6

I have semicontinuous data (many exact zeros and continuous positive outcomes) that I am trying to model. I have largely learned about modeling data with substantial zero mass from Zuur and Ieno's Beginner's Guide to Zero-Inflated Models in R, which makes a distinction between zero-inflated gamma models and what they call "zero-altered" gamma models, which they describe as hurdle models that combine a binomial component for the zeros and a gamma component for the positive continuous outcome. I have been exploring the use of the ziGamma option in the glmmTMB package and comparing the resulting coefficients to a hurdle model that I built following the instructions in Zuur's book (pages 128-129), and they do not coincide. I'm having trouble understanding why not, as I know that the gamma distribution cannot take on the value of zero, so I suppose every zero-inflated gamma model is technically a hurdle model. Can anyone illuminate this for me? See more comments about the models below the code.

library(tidyverse)
library(boot)
library(glmmTMB)
library(parameters)

### DATA

id <- rep(1:75000)
age <- sample(18:88, 75000, replace = TRUE)
gender <- sample(0:1, 75000, replace = TRUE)
cost <- c(rep(0, 30000), rgamma(n = 37500, shape = 5000, rate = 1), 
          sample(1:1000000, 7500, replace = TRUE))
disease <- sample(0:1, 75000, replace = TRUE)
time <- sample(30:3287, 75000, replace = TRUE)

df <- data.frame(cbind(id, disease, age, gender, cost, time))

# create binary variable for non-zero costs

df <- df %>% mutate(cost_binary = ifelse(cost > 0, 1, 0))

### HURDLE MODEL (MY VERSION)

# gamma component

hurdle_gamma <- glm(cost ~ disease + gender + age + offset(log(time)), 
                    data = subset(df, cost > 0),
                    family = Gamma(link = "log"))

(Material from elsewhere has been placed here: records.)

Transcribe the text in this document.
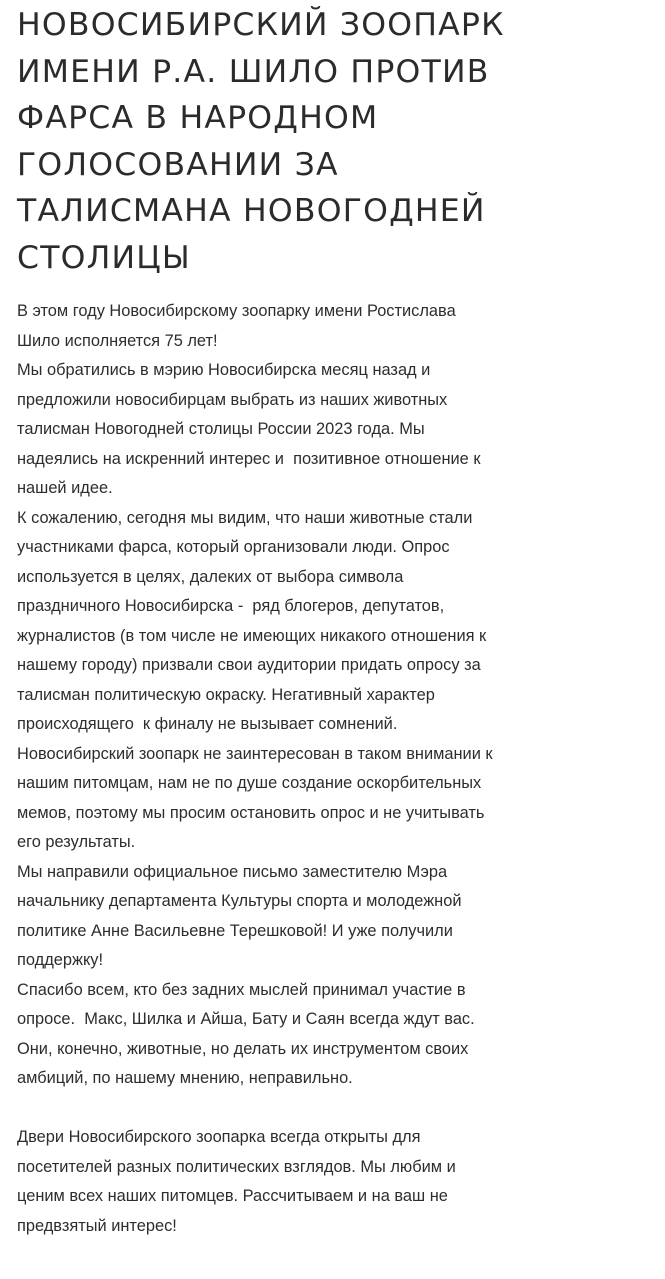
НОВОСИБИРСКИЙ ЗООПАРК
ИМЕНИ Р.А. ШИЛО ПРОТИВ
ФАРСА В НАРОДНОМ
ГОЛОСОВАНИИ ЗА
ТАЛИСМАНА НОВОГОДНЕЙ
СТОЛИЦЫ
В этом году Новосибирскому зоопарку имени Ростислава
Шило исполняется 75 лет!
Мы обратились в мэрию Новосибирска месяц назад и
предложили новосибирцам выбрать из наших животных
талисман Новогодней столицы России 2023 года. Мы
надеялись на искренний интерес и  позитивное отношение к
нашей идее.
К сожалению, сегодня мы видим, что наши животные стали
участниками фарса, который организовали люди. Опрос
используется в целях, далеких от выбора символа
праздничного Новосибирска -  ряд блогеров, депутатов,
журналистов (в том числе не имеющих никакого отношения к
нашему городу) призвали свои аудитории придать опросу за
талисман политическую окраску. Негативный характер
происходящего  к финалу не вызывает сомнений.
Новосибирский зоопарк не заинтересован в таком внимании к
нашим питомцам, нам не по душе создание оскорбительных
мемов, поэтому мы просим остановить опрос и не учитывать
его результаты.
Мы направили официальное письмо заместителю Мэра
начальнику департамента Культуры спорта и молодежной
политике Анне Васильевне Терешковой! И уже получили
поддержку!
Спасибо всем, кто без задних мыслей принимал участие в
опросе.  Макс, Шилка и Айша, Бату и Саян всегда ждут вас.
Они, конечно, животные, но делать их инструментом своих
амбиций, по нашему мнению, неправильно.
Двери Новосибирского зоопарка всегда открыты для
посетителей разных политических взглядов. Мы любим и
ценим всех наших питомцев. Рассчитываем и на ваш не
предвзятый интерес!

model_parameters(hurdle_gamma, exponentiate = T)

# binomial component

hurdle_binomial <-  glm(cost_binary ~ disease + gender + age + time, 
                        data = df, family = "binomial")

model_parameters(hurdle_binomial, exponentiate = T)

# predicted probability of use

df$prob_use <- predict(hurdle_binomial, type = "response")

# predicted mean cost for people with any cost

df_bin <- subset(df, cost_binary == 1)

df_bin$cost_gamma <- predict(hurdle_gamma, type = "response")

# combine data frames

df2 <- left_join(df, select(df_bin, c(id, cost_gamma)), by = "id")

# replace NA with 0

df2$cost_gamma <- ifelse(is.na(df2$cost_gamma), 0, df2$cost_gamma)

# calculate predicted cost for everyone

df2 <- df2 %>% mutate(cost_pred = prob_use * cost_gamma)

# mean predicted cost

mean(df2$cost_pred)

### glmmTMB with ziGamma

zigamma_model <- glmmTMB(cost ~ disease + gender + age + offset(log(time)),
                         family = ziGamma(link = "log"),
                         ziformula = ~ disease + gender + age + time,
                         data = df)

model_parameters(zigamma_model, exponentiate = T)

df <- df %>% predict(zigamma_model, new data = df, type = "response") # doesn't work
# "no applicable method for "predict" applied to an object of class "data.frame"

The coefficients from the gamma component of my hurdle model and the fixed effects components of the zigamma model are the same, but the SEs are different, which in my actual data has substantial implications for the significance of my predictor of interest. The coefficients on the zero-inflated model are different, and I also noticed that the z values in the binomial component are the negative inverse of those in my binomial model. I assume this has to do with my binomial model modeling the probability of presence (1 is a success) and glmmTMB presumably modeling the probability of absence (0 is a success)?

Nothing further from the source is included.